For Milk Lovers

Why is MilkSure accreditation important?

Milk and dairy produce enjoy a special place in the hearts of British consumers. They expect the best from our farmers, and farmers deliver, day after day.

Farmers work hard to keep their cows healthy and comfortable to provide fresh, clean milk. Even so, there are occasions when cows become ill and require treatment. Veterinary medicines are a valuable tool in specific disease challenges so it is important that cows can benefit from them when necessary.

Quite rightly, consumers want reassurance that farmers use veterinary medicines in their animals with diligence and care. They also want reassurance that robust measures are in place to avoid traces of medicines getting into milk which is sold for human consumption.

In fact, medicine use in food producing animals is very tightly controlled. Only veterinary medicines which are licensed can ever be used. The licensing regulations are very strict, even so, the medicines must be prescribed by a vet; a farmer cannot simply purchase what he or she wants. For reasons of safety, there are far, far fewer medicines licensed for use in food producing animals than for humans, or even companion animals such as dogs and cats.

Then, for every licensed medicine there is always a licensed dose rate, route of administration, and indication for when it may be used. Following these Specific Product Characteristics, a suitable withhold period is specified, meaning it is illegal to sell the milk from the treated animal for this period of time during and after the treatment, until any potential residues will no longer be present, or will have reduced to very safe levels.

To ensure that farmers adhere to the rules, and in case of mistakes, all milk is tested for medicine residues.
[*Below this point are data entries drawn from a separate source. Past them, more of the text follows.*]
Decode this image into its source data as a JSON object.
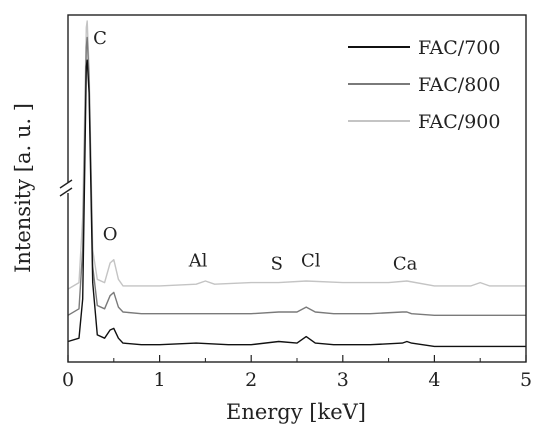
{
  "chart_data": {
    "type": "line",
    "title": "",
    "xlabel": "Energy [keV]",
    "ylabel": "Intensity [a. u. ]",
    "xlim": [
      0,
      5
    ],
    "x_ticks": [
      "0",
      "1",
      "2",
      "3",
      "4",
      "5"
    ],
    "y_axis_break": true,
    "y_values_relative": true,
    "ylim": [
      0,
      1
    ],
    "legend_position": "top-right",
    "series": [
      {
        "name": "FAC/700",
        "color": "#111111",
        "x": [
          0,
          0.12,
          0.16,
          0.2,
          0.21,
          0.23,
          0.27,
          0.32,
          0.4,
          0.46,
          0.5,
          0.55,
          0.6,
          0.8,
          1.0,
          1.4,
          1.75,
          2.0,
          2.3,
          2.5,
          2.6,
          2.7,
          2.9,
          3.3,
          3.65,
          3.7,
          3.75,
          4.0,
          4.5,
          5.0
        ],
        "y": [
          0.02,
          0.03,
          0.15,
          0.86,
          0.88,
          0.78,
          0.2,
          0.04,
          0.03,
          0.055,
          0.06,
          0.03,
          0.015,
          0.01,
          0.01,
          0.015,
          0.01,
          0.01,
          0.02,
          0.015,
          0.035,
          0.015,
          0.01,
          0.01,
          0.015,
          0.02,
          0.015,
          0.005,
          0.005,
          0.005
        ]
      },
      {
        "name": "FAC/800",
        "color": "#7a7a7a",
        "x": [
          0,
          0.12,
          0.16,
          0.2,
          0.21,
          0.23,
          0.27,
          0.32,
          0.4,
          0.46,
          0.5,
          0.55,
          0.6,
          0.8,
          1.0,
          1.4,
          1.75,
          2.0,
          2.3,
          2.5,
          2.6,
          2.7,
          2.9,
          3.3,
          3.65,
          3.7,
          3.75,
          4.0,
          4.5,
          5.0
        ],
        "y": [
          0.1,
          0.12,
          0.3,
          0.92,
          0.95,
          0.82,
          0.25,
          0.13,
          0.12,
          0.16,
          0.17,
          0.125,
          0.11,
          0.105,
          0.105,
          0.105,
          0.105,
          0.105,
          0.11,
          0.11,
          0.125,
          0.11,
          0.105,
          0.105,
          0.11,
          0.11,
          0.105,
          0.1,
          0.1,
          0.1
        ]
      },
      {
        "name": "FAC/900",
        "color": "#c4c4c4",
        "x": [
          0,
          0.12,
          0.16,
          0.2,
          0.21,
          0.23,
          0.27,
          0.32,
          0.4,
          0.46,
          0.5,
          0.55,
          0.6,
          0.8,
          1.0,
          1.4,
          1.5,
          1.6,
          2.0,
          2.3,
          2.6,
          3.0,
          3.5,
          3.7,
          4.0,
          4.4,
          4.5,
          4.6,
          5.0
        ],
        "y": [
          0.18,
          0.2,
          0.4,
          0.98,
          1.0,
          0.85,
          0.3,
          0.21,
          0.2,
          0.26,
          0.27,
          0.21,
          0.19,
          0.19,
          0.19,
          0.195,
          0.205,
          0.195,
          0.2,
          0.2,
          0.205,
          0.2,
          0.2,
          0.205,
          0.19,
          0.19,
          0.2,
          0.19,
          0.19
        ]
      }
    ],
    "annotations": [
      {
        "text": "C",
        "x": 0.35,
        "y": 0.93
      },
      {
        "text": "O",
        "x": 0.46,
        "y": 0.33
      },
      {
        "text": "Al",
        "x": 1.42,
        "y": 0.25
      },
      {
        "text": "S",
        "x": 2.28,
        "y": 0.24
      },
      {
        "text": "Cl",
        "x": 2.65,
        "y": 0.25
      },
      {
        "text": "Ca",
        "x": 3.68,
        "y": 0.24
      }
    ]
  }
}
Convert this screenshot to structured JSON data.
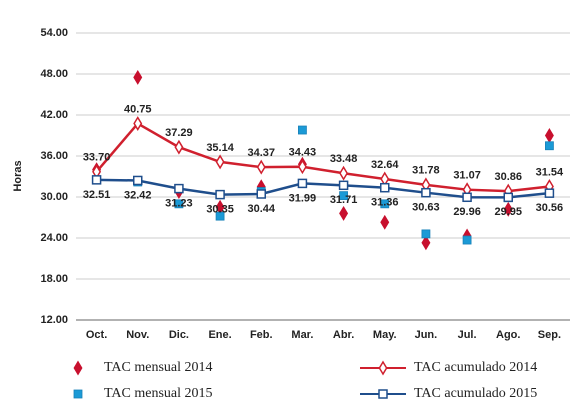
{
  "chart_data": {
    "type": "line",
    "y_label": "Horas",
    "categories": [
      "Oct.",
      "Nov.",
      "Dic.",
      "Ene.",
      "Feb.",
      "Mar.",
      "Abr.",
      "May.",
      "Jun.",
      "Jul.",
      "Ago.",
      "Sep."
    ],
    "ylim": [
      12,
      54
    ],
    "yticks": [
      {
        "value": 12,
        "label": "12.00"
      },
      {
        "value": 18,
        "label": "18.00"
      },
      {
        "value": 24,
        "label": "24.00"
      },
      {
        "value": 30,
        "label": "30.00"
      },
      {
        "value": 36,
        "label": "36.00"
      },
      {
        "value": 42,
        "label": "42.00"
      },
      {
        "value": 48,
        "label": "48.00"
      },
      {
        "value": 54,
        "label": "54.00"
      }
    ],
    "grid": true,
    "series": [
      {
        "name": "TAC mensual 2014",
        "color": "#c8102e",
        "style": "diamond",
        "values": [
          34,
          47.5,
          30.8,
          28.5,
          31.5,
          34.8,
          27.6,
          26.3,
          23.3,
          24.3,
          28.2,
          39
        ]
      },
      {
        "name": "TAC mensual 2015",
        "color": "#1b9ad6",
        "style": "square",
        "values": [
          32.5,
          32.2,
          29,
          27.2,
          30.8,
          39.8,
          30.2,
          29,
          24.6,
          23.7,
          29.9,
          37.5
        ]
      },
      {
        "name": "TAC acumulado 2014",
        "color": "#d0202e",
        "style": "line",
        "values": [
          33.7,
          40.75,
          37.29,
          35.14,
          34.37,
          34.43,
          33.48,
          32.64,
          31.78,
          31.07,
          30.86,
          31.54
        ],
        "value_labels": [
          "33.70",
          "40.75",
          "37.29",
          "35.14",
          "34.37",
          "34.43",
          "33.48",
          "32.64",
          "31.78",
          "31.07",
          "30.86",
          "31.54"
        ]
      },
      {
        "name": "TAC acumulado 2015",
        "color": "#1f4e8c",
        "style": "line",
        "values": [
          32.51,
          32.42,
          31.23,
          30.35,
          30.44,
          31.99,
          31.71,
          31.36,
          30.63,
          29.96,
          29.95,
          30.56
        ],
        "value_labels": [
          "32.51",
          "32.42",
          "31.23",
          "30.35",
          "30.44",
          "31.99",
          "31.71",
          "31.36",
          "30.63",
          "29.96",
          "29.95",
          "30.56"
        ]
      }
    ]
  }
}
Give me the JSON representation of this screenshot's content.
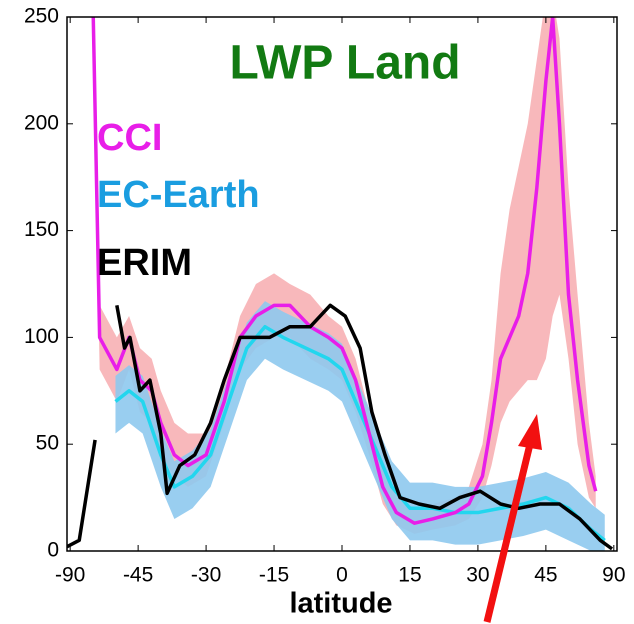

Every single tanker load of milk delivered to the factory must be tested by law using sensitive tests for antibiotics. If antibiotics are detected, the whole consignment must be disposed of. In addition, all milk processors must have a system in place to test milk from all individual farms on a regular basis for a wider range of medicines, and this is overseen by the Food Standards Agency. Finally, the Veterinary Medicines Directorate takes random samples of milk from farms and dairy produce from retailers to check for a range of chemicals, including veterinary medicines. The tests used are incredibly sensitive and can detect residues even at extremely low levels, far below what might be deemed to be safe levels. British milk has a very high safety standard.

Despite all of the above, the dairy industry knows it can do more. Farmers, by and large, are trusted by vets to treat their own animals when they become ill. This is different than for pet owners, who must take their animal to the vet on each occasion. Again, there is legislation as to what type and amounts of medicines a farmer may keep in their medicines cupboards, and it should always be under veterinary control. However, formerly, there was no single recognised accreditation required for dairy farmers to ensure that the way they used medicines was always correct. The MilkSure programme is designed to address that need, and to raise professionalism and competence amongst dairy farmers.